Four shots you can rely on to win your big match
Photographs by Nathaniel Welch
Tour players aren’t the only ones who tee it up in majors. You have your own: your flight in the club championship, the annual golf trip with your college buddies, the member-guest at your club or the money match against the person who always seems to get in your pocket. You need to hit the important shots when they matter— just like the pros. I’m going to teach you four of them with the help of my friend George Deitz (above), the director of golf at my home base in New Jersey, Fiddler’s Elbow Country Club. These four shots are designed to help you hold up under pressure.
I’ll talk you through the controlled knockdown iron shot you see George hitting here. I’ll also teach you a tee shot to use when you absolutely have to be in play. I’ve got a couple for your short game, too: a stress-proof pitch shot and a no-brainer for long-bunker situations. With these shots, you’re going to be the favorite the next time you play. Just make sure to send me a picture of you holding the trophy.
—WITH MATTHEW RUDY
ACCURATE IRON SHOTS
REMEMBER 2-2-2 TO HIT THE GREEN
1 You might stripe it on the range with your normal iron swing, but will it hold up in the 18th fairway when par wins the match? If you’re not sure, try this instead: First, think 2-2-2—it’s a simple way to remember what you need to hit a solid iron shot with less spin, so it flies straighter and pierces the air. The first 2 is to choke down on the grip two inches. That shortens and stiffens the shaft and sets you up for a lower trajectory. The next 2 is to drop your lead foot back two inches from square. This promotes a shorter backswing and less weight shift into your back foot. You’ll be able to swing down a little steeper into the ball, which also lowers the flight. The last 2? Move the ball back two inches in your stance. This takes loft off the club and promotes clean, ball-first contact. Best part about this shot is, you can lean on it in a lot of other situations: the rough, fairway bunkers, uphill lies. It’s very versatile and user-friendly.
“THE MORE YOU GRIP DOWN ON YOUR IRONS, THE SHORTER THEY WILL FLY, SO CLUB UP.”
SET UP FOR A LOW CUT TO PUT IT IN PLAY
2 There’s a reason the vast majority of PGA Tour players pick a low fade (curves left to right for right-handers) as their go-to drive. It usually doesn’t leave the fairway when they make a less-than-perfect swing. This shot is an especially good choice for most amateur players, because they’re accustomed to hitting bigger fades or slices. They just need to make a few adjustments to reduce the amount of curve and get it to fly lower -and safer. First, tee the ball so the top is just above the driver. Aim at the left edge of the fairway, open your stance slightly, and move a little closer to the ball.
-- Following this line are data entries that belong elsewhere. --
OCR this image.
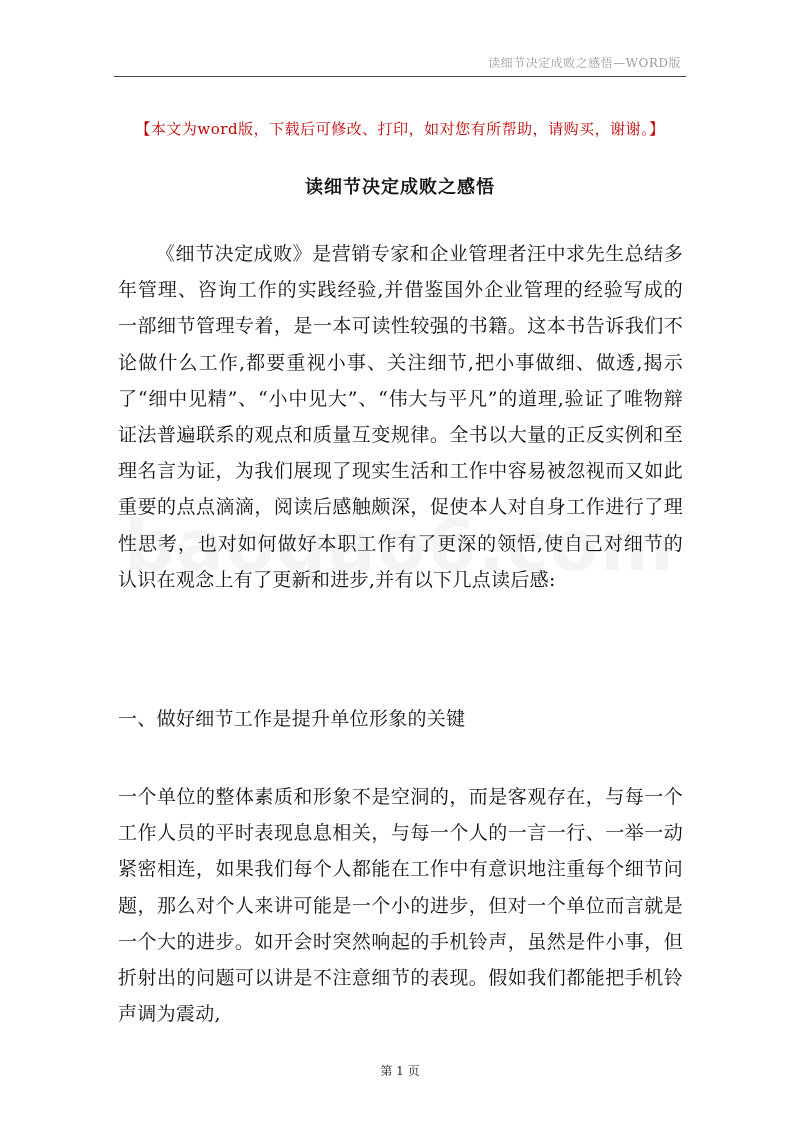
读细节决定成败之感悟—WORD版
【本文为word版，下载后可修改、打印，如对您有所帮助，请购买，谢谢。】
读细节决定成败之感悟

《细节决定成败》是营销专家和企业管理者汪中求先生总结多年管理、咨询工作的实践经验,并借鉴国外企业管理的经验写成的一部细节管理专着，是一本可读性较强的书籍。这本书告诉我们不论做什么工作,都要重视小事、关注细节,把小事做细、做透,揭示了“细中见精”、“小中见大”、“伟大与平凡”的道理,验证了唯物辩证法普遍联系的观点和质量互变规律。全书以大量的正反实例和至理名言为证，为我们展现了现实生活和工作中容易被忽视而又如此重要的点点滴滴，阅读后感触颇深，促使本人对自身工作进行了理性思考，也对如何做好本职工作有了更深的领悟,使自己对细节的认识在观念上有了更新和进步,并有以下几点读后感:

一、做好细节工作是提升单位形象的关键

一个单位的整体素质和形象不是空洞的，而是客观存在，与每一个工作人员的平时表现息息相关，与每一个人的一言一行、一举一动紧密相连，如果我们每个人都能在工作中有意识地注重每个细节问题，那么对个人来讲可能是一个小的进步，但对一个单位而言就是一个大的进步。如开会时突然响起的手机铃声，虽然是件小事，但折射出的问题可以讲是不注意细节的表现。假如我们都能把手机铃声调为震动,

第 1 页
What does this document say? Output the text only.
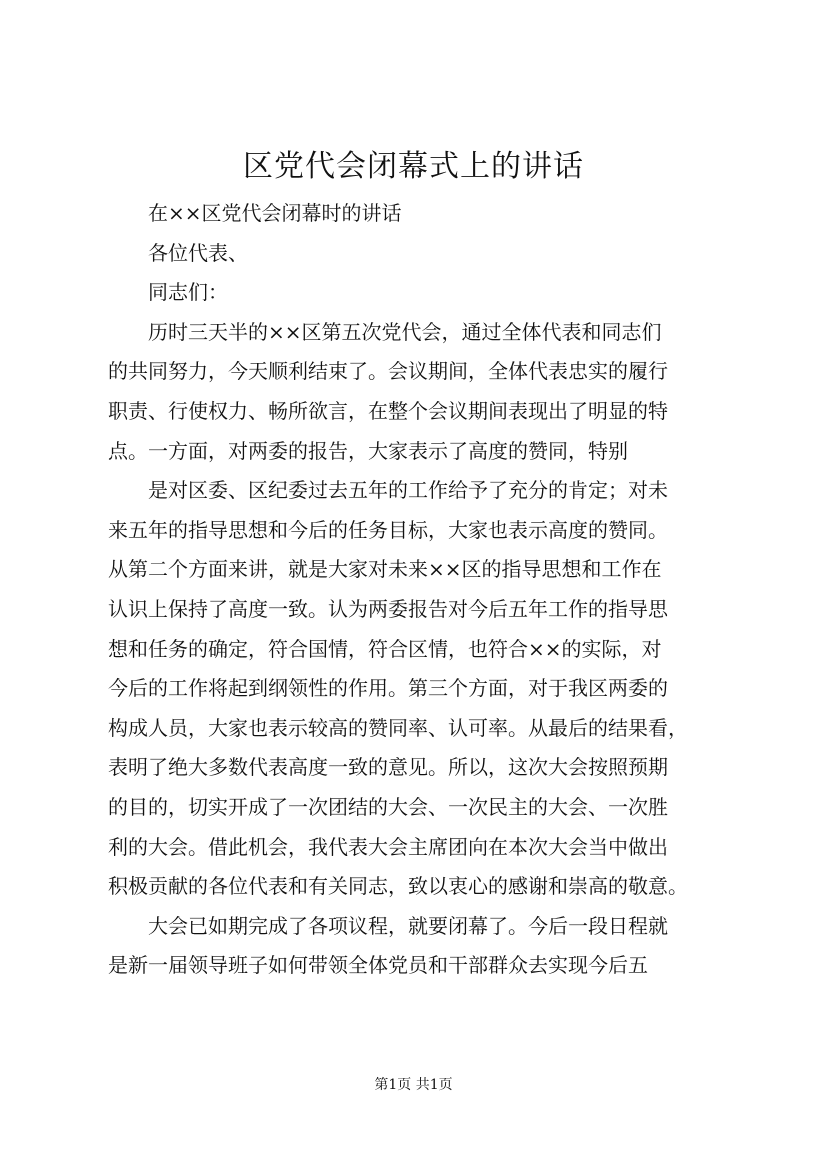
区党代会闭幕式上的讲话
在××区党代会闭幕时的讲话
各位代表、
同志们：
历时三天半的××区第五次党代会，通过全体代表和同志们
的共同努力，今天顺利结束了。会议期间，全体代表忠实的履行
职责、行使权力、畅所欲言，在整个会议期间表现出了明显的特
点。一方面，对两委的报告，大家表示了高度的赞同，特别
是对区委、区纪委过去五年的工作给予了充分的肯定；对未
来五年的指导思想和今后的任务目标，大家也表示高度的赞同。
从第二个方面来讲，就是大家对未来××区的指导思想和工作在
认识上保持了高度一致。认为两委报告对今后五年工作的指导思
想和任务的确定，符合国情，符合区情，也符合××的实际，对
今后的工作将起到纲领性的作用。第三个方面，对于我区两委的
构成人员，大家也表示较高的赞同率、认可率。从最后的结果看，
表明了绝大多数代表高度一致的意见。所以，这次大会按照预期
的目的，切实开成了一次团结的大会、一次民主的大会、一次胜
利的大会。借此机会，我代表大会主席团向在本次大会当中做出
积极贡献的各位代表和有关同志，致以衷心的感谢和崇高的敬意。
大会已如期完成了各项议程，就要闭幕了。今后一段日程就
是新一届领导班子如何带领全体党员和干部群众去实现今后五
第1页 共1页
This combination will keep your arms closer to your body throughout the swing, which helps promote good sequencing so that the clubface isn’t shut in relation to the swing path at impact. Even if the ball flies a little too straight, you’ll find the left side of the fairway thanks to your aim. Just remember this one will run out a little.
“RESIST THE COMMON IMPULSE TO SWING THE DRIVER SOLELY WITH YOUR ARMS.”
SQUARE UP TO SAVE PAR
3 Anybody who saw Seve Ballesteros hit pitch shots knows he was a genius around the greens. His hands had a lot to do with that, but so did his understanding of good fundamentals. One thing he did will make your pitching game way more reliable. Instead of opening the clubface to loft the ball, keep it square to your target, and make sure the shaft always points at your sternum. From this setup, you can use the loft your wedge was designed with to get the ball up. The club should glide along the turf, instead of digging into it, and the ball will roll up the face. To hit it even higher—or to pitch from a bad lie in the rough—just open your stance and stand slightly farther away from the ball. When you stand farther away, the handle of the club is lower, and that increases the effective loft on the face. From there, swing along your shoulder line, and you’ll hit a good pitch every time—like Seve.
“BE SURE TO AIM THE CLUBFACE BEFORE YOU TAKE YOUR GRIP AND STANCE.”
CONTROLLED BUNKER PLAY
USE LONGER CLUBS FOR LONG-RANGE SANDIES
4 When it comes to long bunker shots, many golfers struggle, because they never know how hard to swing or how much sand to take. But there’s a way to avoid the guesswork. When you’re outside 20 yards but in a greenside bunker, trade your sand wedge for a longer club and use the same technique you would for a short bunker shot. Start by opening the face of whatever club you’re using (9-iron, 8-iron, etc.) so it glides through the sand and under the ball. In case you forgot the other sand basics: Open your stance, dig in, strike the sand an inch or two behind the ball, and finish the swing. The longer the club, the farther the ball will travel, but it still should check up on the green. Getting up and down from the sand on the 18th for the win? Now that’s clutch!